Doesn't 1190/Dallas - the erstwhile KLIF - hold the record for most towers on a 50kW directional signal with 12 towers? (True, the 12 towers carry 1190's 5kW night signal, but it still results in an insane signal pattern.)

WXYT basically went with the ultra-directional 50kW signal to keep the Tigers and Red Wings happy after both teams bolted off of WJR.
 
Savage said:
The problem is with mobile receivers, and that's where most AM listening takes place: in the car.

"Most" would seem to mean "over 50%" or "a majority."

And that's not true. AM may get a bit higher percentage of its listening in the car than FM, but it is not 50% and it is not over 50%.

The biggest AM challenge is that it is hard to listen to AM in homes and offices and workplaces due to noise.

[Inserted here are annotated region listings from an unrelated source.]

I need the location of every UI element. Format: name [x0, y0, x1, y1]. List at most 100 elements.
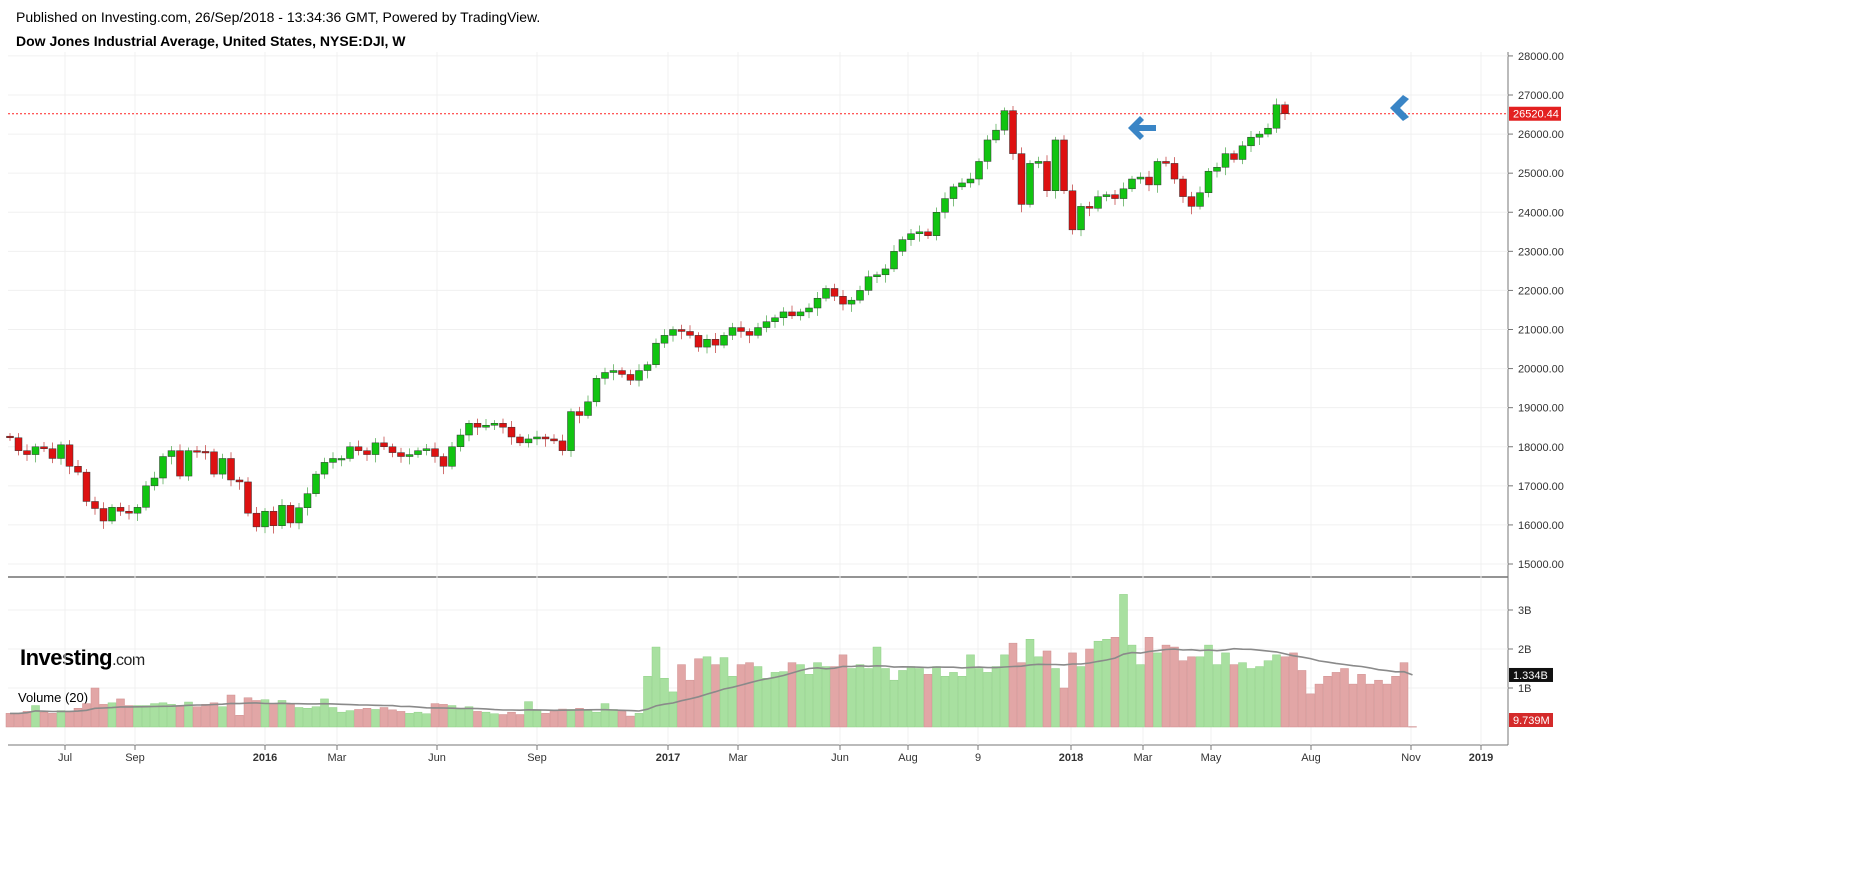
candle-body: [1111, 194, 1119, 199]
time-tick-label: Jun: [428, 752, 446, 764]
candle-body: [1281, 104, 1289, 115]
candle-body: [1094, 196, 1102, 209]
candle-body: [1221, 153, 1230, 168]
volume-bar: [864, 668, 873, 728]
volume-bar: [1136, 664, 1145, 728]
volume-bar: [56, 710, 66, 728]
candle-body: [227, 458, 235, 481]
volume-bar: [906, 666, 916, 728]
volume-bar: [1306, 693, 1315, 728]
volume-bar: [413, 711, 423, 728]
volume-bar: [1085, 648, 1094, 728]
candle-body: [728, 327, 737, 336]
candle-body: [1034, 161, 1043, 164]
volume-bar: [626, 715, 635, 728]
volume-bar: [1144, 637, 1154, 728]
volume-bar: [787, 662, 797, 728]
candle-body: [1043, 161, 1051, 192]
volume-bar: [1408, 726, 1417, 728]
candle-body: [1102, 194, 1111, 197]
volume-bar: [796, 664, 805, 728]
chevron-head: [1390, 95, 1409, 121]
candle-body: [643, 364, 652, 371]
candle-body: [788, 311, 796, 317]
candle-body: [762, 321, 771, 328]
volume-bar: [541, 713, 550, 728]
candle-body: [184, 450, 193, 477]
candle-body: [660, 335, 669, 344]
candle-body: [473, 423, 482, 428]
time-tick-label: Mar: [328, 752, 347, 764]
candle-body: [711, 339, 720, 346]
volume-bar: [804, 674, 814, 728]
volume-bar: [490, 713, 499, 728]
candle-body: [1272, 104, 1281, 129]
volume-bar: [243, 697, 253, 728]
published-line: Published on Investing.com, 26/Sep/2018 …: [16, 9, 541, 25]
candle-body: [1213, 167, 1221, 172]
candle-body: [516, 436, 524, 444]
candle-body: [1060, 139, 1068, 192]
volume-bar: [1348, 683, 1358, 728]
candle-body: [1077, 206, 1085, 231]
candle-body: [354, 446, 363, 451]
candle-body: [847, 299, 856, 305]
volume-bar: [1034, 656, 1043, 728]
last-price-tag-label: 26520.44: [1513, 109, 1559, 121]
volume-bar: [388, 709, 397, 728]
volume-bar: [235, 715, 244, 728]
volume-bar: [779, 671, 788, 728]
candle-body: [805, 307, 813, 313]
arrow-annotation-latest: [1390, 95, 1409, 121]
candle-body: [448, 446, 456, 467]
time-tick-label: 2016: [253, 752, 277, 764]
candle-body: [82, 471, 91, 502]
candle-body: [507, 426, 516, 438]
candle-body: [439, 456, 448, 467]
volume-bar: [736, 664, 746, 728]
arrow-annotation-2018-high: [1128, 116, 1156, 140]
volume-bar: [668, 691, 678, 728]
volume-bar: [22, 711, 32, 728]
candle-body: [839, 296, 847, 305]
volume-bar: [1178, 660, 1188, 728]
volume-bar: [82, 703, 91, 728]
volume-bar: [1255, 666, 1264, 728]
volume-bar: [5, 713, 15, 728]
price-tick-label: 23000.00: [1518, 246, 1564, 258]
candle-body: [932, 212, 941, 236]
volume-bar: [1323, 676, 1332, 728]
price-tick-label: 17000.00: [1518, 481, 1564, 493]
price-tick-label: 27000.00: [1518, 90, 1564, 102]
candle-body: [592, 378, 601, 403]
candle-body: [235, 479, 244, 483]
candle-body: [1187, 196, 1196, 207]
candle-body: [167, 450, 176, 457]
volume-bar: [685, 679, 695, 728]
price-tick-label: 18000.00: [1518, 442, 1564, 454]
volume-bar: [1314, 683, 1324, 728]
volume-bar: [252, 700, 261, 728]
candle-body: [303, 493, 312, 508]
volume-bar: [1340, 668, 1349, 728]
candle-body: [1000, 110, 1009, 131]
volume-bar: [549, 711, 559, 728]
volume-bar: [260, 699, 270, 728]
volume-bar: [124, 705, 134, 728]
volume-tick-label: 3B: [1518, 605, 1531, 617]
candle-body: [822, 288, 830, 299]
candle-body: [915, 231, 924, 234]
volume-bar: [592, 711, 601, 728]
time-tick-label: Mar: [1134, 752, 1153, 764]
candle-body: [431, 448, 439, 457]
candle-body: [142, 485, 150, 508]
candle-body: [405, 454, 414, 457]
last-volume-tag-label: 9.739M: [1513, 715, 1550, 727]
price-tick-label: 19000.00: [1518, 403, 1564, 415]
volume-bar: [617, 711, 627, 728]
candle-body: [74, 466, 82, 473]
candle-body: [745, 331, 754, 336]
candle-body: [1119, 188, 1128, 199]
volume-bar: [1000, 654, 1009, 728]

So as in-home and at-work decreases due to man made interference... computers, CFLs, etc., in-car will seem to rise, but the number is deceptive. The number of persons does not rise... it's just that there is less and less home and work listening.
 
DavidEduardo said:
So as in-home and at-work decreases due to man made interference... computers, CFLs, etc., in-car will seem to rise, but the number is deceptive.

Does this prognosis allow for the increasingly "deaf" and narrow-band analog AM receivers/antennas being supplied as original equipment in many new cars?
 
Savage said:
Part of what Savage said:

As a listener drives around the pattern he frequently encounters several nulls interspersed with lobes. your detector gets constantly varying relative amplitudes causing high frequencies to peak and drop, causing alternating screechy or muffled audio.

I've heard this first hand and always figured it had something to do with the many nulls and lobes in the directional pattern. It was 10 KW WSRF 1580 Fort Lauderdale. In sight of the towers going north on what was then the Davie Rd ext. you could hear an annoying swishing back and forth in the audio. IIRC WSRF had the unenviable position of being on a Mexican clear frequency and they had to pull in the pattern toward the FCC monitoring station in Fort Lauderdale. In those days they had I think 6 towers, now they are down to 3 or 4 towers at a shared site with WAVS.
 
The 1969 KLIF array was night-pattern only, 12 towers, 5kw, in a 2 x 6 configuration. You can see it in the Tower Site Of The Week archive at www.fybush.com. The 50kw was/is 4 towers at a separate site. KLIF engineer Dave Hultsman related how, when the new DA-N site was being built at Rockwall, TX, he was maintaining the existing 4 DA-D and 5 DA-N towers, plus the under-construction 12-tower DA-N site - 21 towers for a single station!

Detroit's WJBK/WDEE at 1500 kHz was also 12 towers DA-N for a time, but IIRC the night system was never licensed due to ongoing mutual negotiations with WTOP and KSTP. The station operated on STAs for years, and finally settled with a 9-tower system for DA-N which now operates as WLQV.

Another legendary monster was the former 1320 50kw DA-3 in Richmond Mills, Ontario, which I believe had 13 towers of varying heights at one point in the 1970s. I've never found out whether all the towers were ever used at once. There are currently other monster arrays like this in Detroit as well.